COVID-19 already exacerbated existing -isms and systems of oppression. In addition, the increase in murders of Black people and state sanctioned violence against people of color has many of us creatives vibrating with rage and grief. This workshop will take participants through series of prompts and exercises to identify and name some of the feelings and experiences they are encountering right now. We will look back to look forward, and experiment with ways to ground ourselves and reclaim our humanity despite what the world around us says. We will unpack the notion, sensations and trappings of “home” and tap into our unique lived experiences to create a poem. Participants should be prepared to engage with empathy, authenticity and openness as we mine for opportunities and openings to craft new work. Lastly, we will examine strategies to move through creative paralysis during please turn off yours times.

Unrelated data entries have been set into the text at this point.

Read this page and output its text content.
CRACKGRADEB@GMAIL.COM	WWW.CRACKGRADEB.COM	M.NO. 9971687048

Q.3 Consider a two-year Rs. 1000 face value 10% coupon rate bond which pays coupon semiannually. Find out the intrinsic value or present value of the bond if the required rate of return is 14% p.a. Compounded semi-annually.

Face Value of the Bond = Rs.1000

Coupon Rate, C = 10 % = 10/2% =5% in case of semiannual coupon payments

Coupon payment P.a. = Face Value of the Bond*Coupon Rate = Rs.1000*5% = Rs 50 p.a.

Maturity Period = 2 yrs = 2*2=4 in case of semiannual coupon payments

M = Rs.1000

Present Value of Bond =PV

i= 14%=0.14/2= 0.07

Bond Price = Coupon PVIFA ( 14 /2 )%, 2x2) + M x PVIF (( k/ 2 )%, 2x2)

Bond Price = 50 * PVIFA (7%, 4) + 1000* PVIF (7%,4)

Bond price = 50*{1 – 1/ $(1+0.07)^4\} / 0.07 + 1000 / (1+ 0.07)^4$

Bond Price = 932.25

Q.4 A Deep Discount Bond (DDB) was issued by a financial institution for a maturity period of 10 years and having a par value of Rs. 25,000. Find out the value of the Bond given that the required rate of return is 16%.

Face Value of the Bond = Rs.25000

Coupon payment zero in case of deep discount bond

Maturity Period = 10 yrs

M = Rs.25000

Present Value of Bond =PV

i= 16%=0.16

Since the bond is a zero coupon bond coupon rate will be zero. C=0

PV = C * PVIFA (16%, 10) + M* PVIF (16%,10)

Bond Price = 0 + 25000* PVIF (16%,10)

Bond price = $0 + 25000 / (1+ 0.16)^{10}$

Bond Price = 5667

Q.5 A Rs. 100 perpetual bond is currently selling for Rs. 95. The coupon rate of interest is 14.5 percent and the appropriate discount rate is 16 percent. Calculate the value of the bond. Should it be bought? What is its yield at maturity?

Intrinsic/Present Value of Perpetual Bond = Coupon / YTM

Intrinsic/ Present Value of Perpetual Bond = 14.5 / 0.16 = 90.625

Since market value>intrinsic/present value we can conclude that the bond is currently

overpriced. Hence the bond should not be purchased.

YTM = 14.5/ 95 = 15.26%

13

*Zoom Meeting Information will be given just prior to meeting day/time.*

ABOUT THE INSTRUCTOR:
Kellie Richardson
is a writer, artist and educator born and raised in Tacoma, Washington. Her work explores the intersection of race, class, and gender with specific emphasis on themes of love, loss and longing. As the 2017-2019 Poet Laureate for the city of Tacoma, Kellie worked to ensure literary arts are both accessible to and representative of the diversity of the community. Kellie believes her work has one purpose: to be used as a tool for liberation and healing. Sometimes through provocation or confession, other times through belly laughs or tears, Kellie works to center the beauty and power of everyday folk, and put some funk into the dread we call survival. Her most recent collection, The Art of Naming My Pain (Blue Cactus Press, 2019) combines poetry, prose and mixed media collage to offer readers an honest account of her struggles with identity, relationships, mental health and self-love.